Comment 5 Ciaran McCreesh 2010-10-11 06:14:57 UTC
Bug 330067 suggests otherwise...
Comment 6 SpanKY gentoo-dev 2010-10-11 07:40:33 UTC
that bug is not what was quoted in the original report, and it applies only to switching the system compiler.  so it still isnt relevant to your comment since per-shell settings do not change the ldso lookup paths in any way.
Comment 7 SpanKY gentoo-dev 2010-10-11 07:41:47 UTC
btw, dont take my comments to indicate that i'm in favor of this change.  i dont think the rare occurrences of user misconfigurations merit kludges in the PM.
Comment 8 Xake 2010-10-11 11:42:50 UTC
(In reply to comment #7)
> btw, dont take my comments to indicate that i'm in favor of this change.  i
> dont think the rare occurrences of user misconfigurations merit kludges in the
> PM.
> 

I am not out to help misconfigured users, I am out to stop confuse users.

What I mean?
Take an older stage3 file/installation (pre gcc-4.3, pre glibc-2.11) and run the following command: "emerge world -uD"
This will sooner or later fail during merge of glibc with an message about missing cpuid.h header which for a casual user does not say a thing. They google it, and may find such ridiculous workarounds as in stated bug which may even break their system.

Why does this fail?
Because the pm merge >=GCC-4.3 and thinks the depends for >=glibc-2.11 are satisfied (which they actually are not until you with gcc-config activate >=gcc-3.4) and tries to merge it.

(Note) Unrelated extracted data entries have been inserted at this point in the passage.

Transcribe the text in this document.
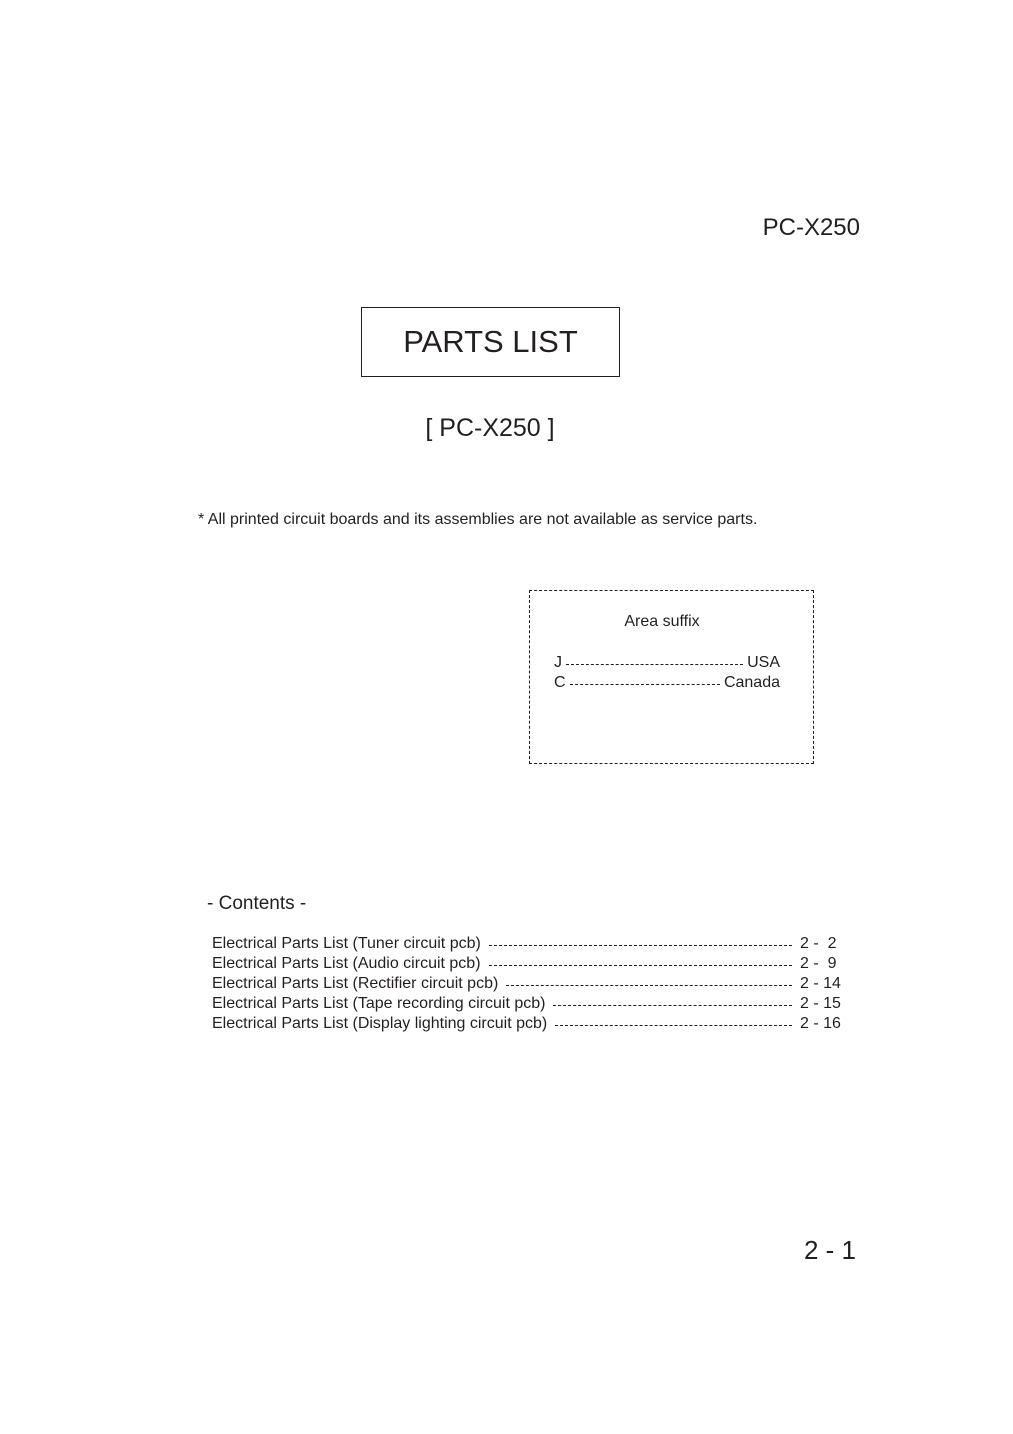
PC-X250
PARTS LIST
[ PC-X250 ]
* All printed circuit boards and its assemblies are not available as service parts.
Area suffix
J	USA
C	Canada
- Contents -
Electrical Parts List (Tuner circuit pcb)	2 -  2
Electrical Parts List (Audio circuit pcb)	2 -  9
Electrical Parts List (Rectifier circuit pcb)	2 - 14
Electrical Parts List (Tape recording circuit pcb)	2 - 15
Electrical Parts List (Display lighting circuit pcb)	2 - 16
2 - 1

Mind the users configuration was correct when he started emerge.

So why not have the PM or an eclass tell the users that the depends are not really satisfied with a unified error message (i.e. not a custom message for every ebuild that may have this problem) instead of giving them strange build errors?
Comment 9 Ciaran McCreesh 2010-10-11 12:28:04 UTC
Because the right fix is for ebuilds to set the compiler that they need, not fail if the compiler hasn't been changed.

Unfortunately, if ebuilds do that right now, then any C++ binaries they install will then not be runnable.

Having said that, you can get the behaviour you're after using EAPI 4 pkg_pretend.
Comment 10 SpanKY gentoo-dev 2010-10-11 17:17:27 UTC
not really.  ebuilds shouldnt be transparently picking random compilers different from what the user has selected.

further, i dont know why you think C++ binaries would be broken -- they wouldnt be.  actually read the bug report you referenced earlier.  it has nothing to do with the binaries themselves.

any pkg_* check on the compiler would be fundamentally wrong.  why would a binary package care what version of the compiler is installed if it is a DEPEND only issue (which this glibc bug is) ?  who is to say the system even has a compiler to test at install time ?
Comment 11 Ulrich Müller gentoo-dev 2020-10-25 16:58:05 UTC
No progress since more than 10 years, therefore closing.

Feel free to reopen with a concrete proposal.